Contardi señaló que todavía quedan algunos de aquellos socios fundadores y aseguró que desde Coopetel mantienen permanentemente presente su aporte y participación dentro de la vida institucional.
Al analizar estos 56 años, el presidente explicó que Coopetel comparte una característica con muchas organizaciones surgidas en la Patagonia: nació ante la falta de respuestas a necesidades concretas de las comunidades.
“La génesis fue, como muchas empresas patagónicas, por la falta de respuesta que había tanto del Estado como de las empresas privadas a las necesidades que tenía la comunidad”, sostuvo.

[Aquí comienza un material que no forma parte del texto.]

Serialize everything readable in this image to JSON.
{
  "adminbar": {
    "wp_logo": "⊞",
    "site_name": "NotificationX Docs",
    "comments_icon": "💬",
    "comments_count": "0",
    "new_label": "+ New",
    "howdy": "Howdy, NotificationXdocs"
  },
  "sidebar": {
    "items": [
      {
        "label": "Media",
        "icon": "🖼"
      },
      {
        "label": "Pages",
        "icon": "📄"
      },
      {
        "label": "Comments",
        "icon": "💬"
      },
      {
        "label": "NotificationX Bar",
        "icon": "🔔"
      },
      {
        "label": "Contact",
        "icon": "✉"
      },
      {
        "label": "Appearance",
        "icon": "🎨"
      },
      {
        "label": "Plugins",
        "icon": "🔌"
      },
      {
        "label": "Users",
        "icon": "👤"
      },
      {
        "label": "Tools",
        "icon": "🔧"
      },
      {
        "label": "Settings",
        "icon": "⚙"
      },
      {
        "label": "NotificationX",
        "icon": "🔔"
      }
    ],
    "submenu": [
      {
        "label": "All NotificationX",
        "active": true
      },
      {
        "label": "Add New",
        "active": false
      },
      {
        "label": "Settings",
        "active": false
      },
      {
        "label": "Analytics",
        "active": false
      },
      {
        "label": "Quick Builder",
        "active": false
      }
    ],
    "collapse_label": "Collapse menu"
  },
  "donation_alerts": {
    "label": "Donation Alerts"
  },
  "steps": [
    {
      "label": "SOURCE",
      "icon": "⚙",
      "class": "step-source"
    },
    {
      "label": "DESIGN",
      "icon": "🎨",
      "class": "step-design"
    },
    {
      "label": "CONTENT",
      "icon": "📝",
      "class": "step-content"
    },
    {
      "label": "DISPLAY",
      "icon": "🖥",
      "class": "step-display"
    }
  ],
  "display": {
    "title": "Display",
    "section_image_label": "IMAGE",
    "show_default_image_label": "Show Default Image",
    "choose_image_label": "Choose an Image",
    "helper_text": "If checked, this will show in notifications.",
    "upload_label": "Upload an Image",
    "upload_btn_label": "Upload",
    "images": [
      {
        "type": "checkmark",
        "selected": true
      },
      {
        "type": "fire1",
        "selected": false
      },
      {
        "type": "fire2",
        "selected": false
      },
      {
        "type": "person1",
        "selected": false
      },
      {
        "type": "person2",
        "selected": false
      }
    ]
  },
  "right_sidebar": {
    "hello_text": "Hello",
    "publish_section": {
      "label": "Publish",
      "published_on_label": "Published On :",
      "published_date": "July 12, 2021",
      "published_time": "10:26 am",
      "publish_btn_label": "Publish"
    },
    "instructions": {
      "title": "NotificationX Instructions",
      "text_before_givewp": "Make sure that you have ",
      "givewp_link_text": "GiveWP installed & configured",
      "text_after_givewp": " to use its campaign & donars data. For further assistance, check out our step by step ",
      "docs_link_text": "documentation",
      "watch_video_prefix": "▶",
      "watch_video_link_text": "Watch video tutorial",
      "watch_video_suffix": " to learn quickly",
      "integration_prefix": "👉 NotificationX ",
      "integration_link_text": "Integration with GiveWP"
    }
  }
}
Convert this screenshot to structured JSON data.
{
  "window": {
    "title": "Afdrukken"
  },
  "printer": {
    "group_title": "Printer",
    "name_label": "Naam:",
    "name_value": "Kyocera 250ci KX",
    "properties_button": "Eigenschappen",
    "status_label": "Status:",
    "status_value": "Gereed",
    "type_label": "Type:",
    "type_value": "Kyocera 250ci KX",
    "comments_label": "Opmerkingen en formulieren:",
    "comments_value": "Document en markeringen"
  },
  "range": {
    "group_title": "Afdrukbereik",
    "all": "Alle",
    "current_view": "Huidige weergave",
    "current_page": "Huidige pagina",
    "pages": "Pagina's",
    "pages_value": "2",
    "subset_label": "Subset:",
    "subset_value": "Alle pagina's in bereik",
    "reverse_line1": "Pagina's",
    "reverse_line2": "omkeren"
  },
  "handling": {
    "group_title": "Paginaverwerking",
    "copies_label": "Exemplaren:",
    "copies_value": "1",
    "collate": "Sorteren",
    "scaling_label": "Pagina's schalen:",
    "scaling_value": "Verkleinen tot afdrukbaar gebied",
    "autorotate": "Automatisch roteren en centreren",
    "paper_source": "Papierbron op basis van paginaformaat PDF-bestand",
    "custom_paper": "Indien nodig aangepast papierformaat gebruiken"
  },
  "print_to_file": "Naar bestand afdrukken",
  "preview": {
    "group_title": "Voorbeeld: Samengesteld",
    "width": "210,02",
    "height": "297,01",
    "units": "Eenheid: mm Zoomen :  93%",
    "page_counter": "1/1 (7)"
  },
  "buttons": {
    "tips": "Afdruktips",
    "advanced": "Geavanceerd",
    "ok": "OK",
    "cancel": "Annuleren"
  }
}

De esta manera, los propios vecinos comenzaron a organizarse para resolver las carencias existentes. Coopetel surgió vinculada fundamentalmente a las telecomunicaciones, mientras que en otros puntos de la región aparecieron cooperativas destinadas a brindar servicios esenciales, como la energía eléctrica.
Para Contardi, ese proceso forma parte de una identidad profundamente patagónica, basada en comunidades que encontraron mediante la organización colectiva las herramientas necesarias para superar dificultades y desarrollar servicios que de otra manera no llegaban a la región.
Desde aquella primera cooperativa telefónica hasta la actualidad, Coopetel atravesó una profunda transformación. El crecimiento y, especialmente, la diversificación de sus actividades permitieron consolidar a la institución y ampliar considerablemente su presencia.
Lo que comenzó hace 56 años alrededor de un teléfono y un grupo de vecinos dispuestos a apostar por una idea colectiva terminó convirtiéndose en una cooperativa con una fuerte presencia regional. Una historia atravesada por cambios tecnológicos, desafíos económicos y sociales, pero fundamentalmente por el espíritu cooperativo que permitió acompañar la transformación de El Bolsón y de toda la Comarca Andina.